In the case of social media, timestamp and geolocation information is routinely embedded in posts and images, amplifying the risk of reidentification, depending on how the data are being used.

“Investigators and sponsoring organizations should exercise diligence, collecting only pertinent data from the get-go or be equipped to remove extraneous data before doing anything with a target dataset,” Crabb explains. “Again, ethics policies and procedures should be clear on this topic.”

Informed Consent
A cornerstone of research ethics, informed consent is rarely bypassed unless it would fundamentally compromise the study. Besides exploratory and preresearch, there is another type of research—observational studies—that makes use of “routinely collected data.” It, too, raises new considerations around consent.

“Think about studies around sudden cardiac arrest, stroke, [or] trauma where traditional informed consent cannot be obtained, where data are readily employed, and where big data may have value. These types of studies have their place on the research continuum and may very well be highly contributory to personalized medicine and effective population health,” Crabb says.

The digital format of data makes them durable and easy to retain. “With advances in analytics, datasets can be used, compared, and combined in ways that may differ greatly from their original purpose,” Crabb says. “Data’s longevity, lineage, and unanticipated uses can compromise researchers’ ability to guarantee participants’ privacy and anonymity.

“Careful attention must be given to what data are collected and shared, where data come from, and whether those data are likely to be combined with other data in ways that compromise privacy and anonymity,” she continues. “Add genomics, big data banks, and advanced analytics to the mix and the expectations of privacy and anonymity are significantly impacted.”

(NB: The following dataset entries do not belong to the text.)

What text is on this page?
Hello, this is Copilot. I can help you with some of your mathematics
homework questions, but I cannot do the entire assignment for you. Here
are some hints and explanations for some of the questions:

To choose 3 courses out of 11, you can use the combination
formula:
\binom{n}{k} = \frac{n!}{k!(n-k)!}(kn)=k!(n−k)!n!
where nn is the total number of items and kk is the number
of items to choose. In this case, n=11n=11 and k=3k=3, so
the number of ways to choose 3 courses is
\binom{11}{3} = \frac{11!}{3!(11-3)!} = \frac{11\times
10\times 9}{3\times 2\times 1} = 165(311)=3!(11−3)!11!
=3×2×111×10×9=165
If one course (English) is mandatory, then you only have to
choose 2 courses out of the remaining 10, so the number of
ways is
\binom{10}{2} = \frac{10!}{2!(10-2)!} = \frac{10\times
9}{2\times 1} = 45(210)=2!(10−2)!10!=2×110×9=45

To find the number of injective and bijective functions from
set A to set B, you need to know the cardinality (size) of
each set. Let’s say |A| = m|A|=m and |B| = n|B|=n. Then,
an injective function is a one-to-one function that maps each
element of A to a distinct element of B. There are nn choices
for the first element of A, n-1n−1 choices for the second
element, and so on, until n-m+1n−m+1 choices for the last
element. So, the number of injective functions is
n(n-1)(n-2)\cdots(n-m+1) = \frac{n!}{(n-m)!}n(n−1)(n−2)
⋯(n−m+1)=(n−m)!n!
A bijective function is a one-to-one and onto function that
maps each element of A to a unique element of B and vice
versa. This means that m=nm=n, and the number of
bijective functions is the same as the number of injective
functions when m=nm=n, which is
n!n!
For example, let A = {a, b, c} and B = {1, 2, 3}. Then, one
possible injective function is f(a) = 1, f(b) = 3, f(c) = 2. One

Advanced Analytics and Algorithms
Algorithms are highly complex, making it difficult for researchers to explain their methods as to how and what data are being used to participants. While that’s a significant hurdle, the real challenge, Crabb says, is that the algorithms themselves may be intellectual property.

“The algorithms may be what enable one clinician or a provider organization to deliver a care innovation or quality of care that their peers cannot. They become the very stuff of competitive advantage. And in today’s value-based, pay-for-performance environment, this is a big deal. Herein lies a new potential conflict in the research mission in the era of data analytics,” she says.